Bisherige Forschungen konnten die Dicke der Marskruste nicht exakt bestimmen. Die relativen Unterschiede in der Dicke der Kruste konnten nur geschätzt werden, heißt es in der am 23. Juli 2021 im Science Magazine veröffentlichten Studie. Dadurch mussten zusätzliche Annahmen getroffen werden, um die absolute Dicke der Kruste zu bestimmen. Doch die Werte zeigten große Unterschiede – je nachdem, welche Annahmen getroffen wurden.

Diese künstlerische Dartsellung zeigt die InSight Mars-Mission der amerikanischen Raumfahrtbehörde NASA. Das Landemodul ist auf dem Mars gelandet und mit ihm der Mars-Maulwurf vom DLR (Deutsche Zentrum für Luft- und Raumfahrt).
Diese künstlerische Darstellung zeigt die InSight Mars-Mission der amerikanischen Raumfahrtbehörde NASA, an der auch das deutsche DLR beteiligt ist. Vorn links das SEIS-Instrument, mit dem die Beben aufgezeichnet wurden. Bildrechte: NASA / JPL-Caltech

Mit den Ergebnissen der neuen Studie "Mächtigkeit und Struktur der Marskruste aus seismischen InSight-Daten" (engl. "Thickness and structure of the Martian crust from InSight seismic data") geben die Forscher der Marskruste nun eine feste Struktur.
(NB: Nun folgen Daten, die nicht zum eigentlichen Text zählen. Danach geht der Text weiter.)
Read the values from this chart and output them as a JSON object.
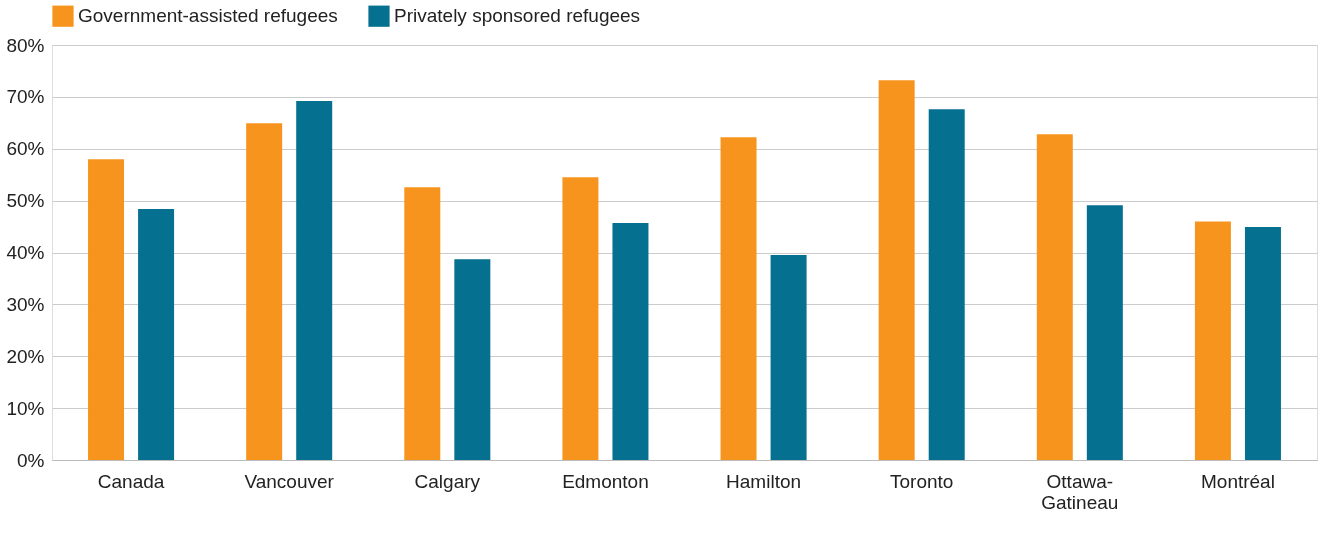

Mithilfe des Seismografen, den Insight auf dem Marsboden absetzte, konnte die Krustendicke über den gesamten Planeten hinweg bestimmt werden.

So dick ist die Marskruste

Die oberste Schicht der Marskruste umfasst circa acht Kilometer, wobei es an einigen Stellen zwei Kilometer mehr oder weniger sein könnten. Darunter befindet sich eine zweite Schicht mit einer Dicke von bis zu 20 Kilometern. Auch hier gibt es einen Pufferbereich von fünf Kilometern. Kann das überhaupt sein? Die Leiterin und Geophysikerin Brigitte Knapmeyer-Endrun von der Universität Köln erklärt:

Es ist möglich, dass der Mantel unter dieser Schicht beginnt, was auf eine überraschend dünne Kruste hindeuten würde, selbst im Vergleich zur kontinentalen Kruste auf der Erde. Unter Köln zum Beispiel ist die Erdkruste etwa 30 Kilometer dick.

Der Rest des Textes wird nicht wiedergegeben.